Montag, 19. November 2018
So war das, Teil 2
damals, 22:22h
Nicht so an dem Freitag, an dem Knut auftauchte. Er musste irgendwann am Nachmittag gekommen sein. Als ich von der Arbeit kam, war Erik schon da, wie immer. Er saß mit einem Fremden an dem Tisch am Fenster, auch das nichts Ungewöhnliches. Die beiden waren ins Gespräch vertieft, sie bemerkten mich kaum. "Das ist Knut aus Berlin", sagte Erik, als er aufsah, weil ich in der Küchenecke rumorte, ich hatte Kartoffeln und Quark mitgebracht. "Knut will ein paar Tage hier bleiben, er hat Stress mit seiner Freundin." - "Hallo Mario", sagte Knut. Ich mochte ihn sofort. Es war ein großer, hagerer Mann mit breiten Schultern und einem intensiven, fast stechenden Blick. Keine fünf Minuten später saß auch ich bei den beiden und diskutierte mit. Es ging um die aktuellen Themen, um Gorbatschow, die Perestroika und warum bei uns von alldem nichts so richtig ankam. Knut meinte, man könne etwas tun, man müsse es sogar.
Da klingelte es, Johanna kam vorbei, es war Abendbrotszeit. Sofort war klar, dass Johanna Knut nicht mochte, und da Erik Johanna mochte, gab es Streit, noch bevor die Kartoffeln gar waren. "Das ist doch Quatsch, was willst du denn tun?" griff sie Knut an. Der konterte: "Natürlich: Du hast einen Studienplatz zu verlieren, du kannst natürlich nichts tun." - "Moment:", Erik versuchte zu schlichten, "Mit Studienplatz oder so nicht hat das nichts zu tun. Johanna meint einfach, dass es noch nicht einmal einen Raum gibt, wo sich genug Leute spitzelfrei versammeln könnten, und dass es ansonsten eine Kamikaze-Aktion einzelner wäre." - "Ich kenne mehrere Pfarrer hier in Merseburg, die uns Räume zur Verfügung stellen würden.", trumpfte Knut auf und damit hatte er mich - und Erik auch, "Woher denn das?", versuchte Johanna noch zu nörgeln, aber mit einem Mal war klar, was zu tun ist. Johanna ging nach Hause, aber wir entwarfen einen Plan. Plötzlich ging alles wie von selbst.

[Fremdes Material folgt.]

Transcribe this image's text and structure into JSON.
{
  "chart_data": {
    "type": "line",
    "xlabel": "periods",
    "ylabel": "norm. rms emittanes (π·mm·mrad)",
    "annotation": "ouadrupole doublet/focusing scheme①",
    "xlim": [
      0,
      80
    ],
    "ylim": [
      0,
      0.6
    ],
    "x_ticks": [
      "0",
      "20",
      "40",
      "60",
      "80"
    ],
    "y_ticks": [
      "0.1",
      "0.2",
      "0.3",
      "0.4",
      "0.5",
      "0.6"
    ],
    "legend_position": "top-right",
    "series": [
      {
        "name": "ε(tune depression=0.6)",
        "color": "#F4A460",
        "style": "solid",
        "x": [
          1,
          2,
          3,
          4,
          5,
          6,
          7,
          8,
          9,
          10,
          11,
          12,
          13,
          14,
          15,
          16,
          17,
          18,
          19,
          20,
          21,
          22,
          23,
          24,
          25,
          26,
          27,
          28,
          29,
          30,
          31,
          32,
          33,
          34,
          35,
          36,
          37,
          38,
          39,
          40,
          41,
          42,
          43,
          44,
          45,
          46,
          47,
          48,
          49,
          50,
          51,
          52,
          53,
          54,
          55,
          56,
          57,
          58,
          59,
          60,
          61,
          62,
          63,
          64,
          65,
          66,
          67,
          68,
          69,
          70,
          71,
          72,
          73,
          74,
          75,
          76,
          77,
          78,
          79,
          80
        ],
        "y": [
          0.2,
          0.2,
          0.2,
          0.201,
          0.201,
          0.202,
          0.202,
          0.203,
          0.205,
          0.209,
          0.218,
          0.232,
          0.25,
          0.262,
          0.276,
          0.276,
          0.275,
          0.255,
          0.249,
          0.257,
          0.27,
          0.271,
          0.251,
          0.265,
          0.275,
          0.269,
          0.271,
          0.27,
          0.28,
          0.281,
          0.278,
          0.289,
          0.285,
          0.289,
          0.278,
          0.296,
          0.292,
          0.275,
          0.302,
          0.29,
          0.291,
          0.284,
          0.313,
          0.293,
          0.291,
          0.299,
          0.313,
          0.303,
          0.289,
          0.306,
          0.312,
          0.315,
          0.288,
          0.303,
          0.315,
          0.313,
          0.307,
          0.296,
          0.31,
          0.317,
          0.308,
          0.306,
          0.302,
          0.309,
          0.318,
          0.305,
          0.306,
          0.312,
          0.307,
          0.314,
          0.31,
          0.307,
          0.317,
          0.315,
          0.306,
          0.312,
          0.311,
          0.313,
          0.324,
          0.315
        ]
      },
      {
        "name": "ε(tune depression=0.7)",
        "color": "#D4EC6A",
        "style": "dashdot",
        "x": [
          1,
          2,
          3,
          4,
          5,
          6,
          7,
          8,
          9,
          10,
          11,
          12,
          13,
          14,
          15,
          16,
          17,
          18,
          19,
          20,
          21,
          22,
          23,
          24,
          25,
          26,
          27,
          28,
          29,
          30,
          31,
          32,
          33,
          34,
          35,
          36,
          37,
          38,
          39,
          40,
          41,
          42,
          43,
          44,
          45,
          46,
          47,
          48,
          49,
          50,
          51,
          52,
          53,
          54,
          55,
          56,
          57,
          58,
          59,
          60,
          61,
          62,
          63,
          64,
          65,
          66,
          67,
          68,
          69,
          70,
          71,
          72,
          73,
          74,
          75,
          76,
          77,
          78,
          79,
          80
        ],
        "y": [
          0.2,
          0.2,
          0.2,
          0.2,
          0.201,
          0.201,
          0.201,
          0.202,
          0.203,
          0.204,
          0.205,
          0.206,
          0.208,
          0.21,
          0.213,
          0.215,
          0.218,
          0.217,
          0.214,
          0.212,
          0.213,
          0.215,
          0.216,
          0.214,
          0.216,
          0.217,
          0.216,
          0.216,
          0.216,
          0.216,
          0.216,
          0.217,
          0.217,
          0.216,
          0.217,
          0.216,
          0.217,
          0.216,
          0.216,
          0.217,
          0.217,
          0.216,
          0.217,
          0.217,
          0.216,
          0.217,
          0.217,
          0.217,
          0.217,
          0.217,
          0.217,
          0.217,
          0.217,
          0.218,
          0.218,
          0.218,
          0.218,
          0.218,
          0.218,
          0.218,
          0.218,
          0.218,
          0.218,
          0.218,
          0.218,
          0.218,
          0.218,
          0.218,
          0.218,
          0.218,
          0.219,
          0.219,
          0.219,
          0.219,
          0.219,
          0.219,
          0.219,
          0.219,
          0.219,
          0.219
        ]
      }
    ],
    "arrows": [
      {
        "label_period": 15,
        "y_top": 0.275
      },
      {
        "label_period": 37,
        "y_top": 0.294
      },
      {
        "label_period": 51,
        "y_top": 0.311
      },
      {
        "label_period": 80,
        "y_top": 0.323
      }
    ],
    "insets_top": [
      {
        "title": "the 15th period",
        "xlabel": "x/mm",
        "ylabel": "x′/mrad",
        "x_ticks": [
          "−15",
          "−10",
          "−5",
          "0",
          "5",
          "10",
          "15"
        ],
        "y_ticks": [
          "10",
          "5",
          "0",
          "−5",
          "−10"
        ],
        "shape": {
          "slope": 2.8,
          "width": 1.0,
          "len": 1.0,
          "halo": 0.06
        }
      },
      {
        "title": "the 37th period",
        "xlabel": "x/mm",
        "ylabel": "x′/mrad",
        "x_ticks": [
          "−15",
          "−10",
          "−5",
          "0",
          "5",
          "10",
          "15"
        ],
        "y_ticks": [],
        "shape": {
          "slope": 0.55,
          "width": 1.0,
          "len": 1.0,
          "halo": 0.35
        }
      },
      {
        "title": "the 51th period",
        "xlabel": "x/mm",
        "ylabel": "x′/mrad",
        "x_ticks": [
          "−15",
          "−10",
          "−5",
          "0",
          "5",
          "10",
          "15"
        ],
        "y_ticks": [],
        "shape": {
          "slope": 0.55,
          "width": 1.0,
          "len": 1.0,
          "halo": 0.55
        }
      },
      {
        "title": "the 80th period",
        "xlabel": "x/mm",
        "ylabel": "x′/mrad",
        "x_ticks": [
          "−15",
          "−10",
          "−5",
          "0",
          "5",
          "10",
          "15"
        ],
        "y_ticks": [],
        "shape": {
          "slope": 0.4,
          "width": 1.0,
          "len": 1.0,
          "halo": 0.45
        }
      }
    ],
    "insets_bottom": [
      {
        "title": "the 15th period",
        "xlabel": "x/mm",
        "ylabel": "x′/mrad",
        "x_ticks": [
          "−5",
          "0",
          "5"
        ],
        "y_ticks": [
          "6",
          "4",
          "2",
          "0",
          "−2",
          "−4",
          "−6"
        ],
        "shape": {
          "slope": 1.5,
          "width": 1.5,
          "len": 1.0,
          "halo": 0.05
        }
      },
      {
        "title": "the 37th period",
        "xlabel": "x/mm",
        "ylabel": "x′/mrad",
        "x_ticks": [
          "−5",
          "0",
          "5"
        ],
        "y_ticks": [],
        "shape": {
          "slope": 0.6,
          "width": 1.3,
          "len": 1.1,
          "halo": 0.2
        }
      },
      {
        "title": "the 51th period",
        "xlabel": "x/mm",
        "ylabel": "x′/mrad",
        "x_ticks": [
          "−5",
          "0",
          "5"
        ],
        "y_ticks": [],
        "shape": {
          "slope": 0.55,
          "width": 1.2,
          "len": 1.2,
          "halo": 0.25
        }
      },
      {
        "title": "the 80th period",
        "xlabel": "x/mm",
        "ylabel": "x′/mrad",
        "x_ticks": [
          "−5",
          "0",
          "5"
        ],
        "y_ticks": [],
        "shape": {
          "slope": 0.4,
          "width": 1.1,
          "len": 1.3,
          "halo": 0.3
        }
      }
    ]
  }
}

Knut blieb in Merseburg und zwei Wochen später traf sich in den Räumen der Neumarkt-Gemeinde zum ersten Mal ein "Friedenskreis", freitags, zur Feierabendzeit. Aber fast niemand kam, außer Erik und mir nur ein paar Leute von der Jungen Gemeinde, eifrige, unbedarfte junge Menschen, die zu jedem Arbeitskreis gingen, den die Gemeinde anbot. Knut war sauer. "Diese christlichen Schäfchen gehen mir auf den Zeiger! Immer wollen sie Kompromiss, immer nur die ganz kleine Lösung in der Gemeinde, am besten organisiert und behütet von ihrem Pfarrer. Die begreifen doch gar nicht, was los ist. Dass es jetzt drauf ankommt. Mensch, dieser Staat ist am Kippen, wer jetzt eingreift, der kann was erreichen! Wo bleiben eigentlich eure Studenten?!" - "Das ist das Leben, Knut - freitags fahren die Studenten nach Hause. Oder sie gehen tanzen." Damit hatte Erik leider Recht. "Warum probierst du es nicht mittwochs?", warf ich ein. Aber Knut wollte nicht. Oder er hatte anderes im Kopf. Am Wochenende fuhr er jedenfalls nach Berlin und kam erstmal nicht wieder.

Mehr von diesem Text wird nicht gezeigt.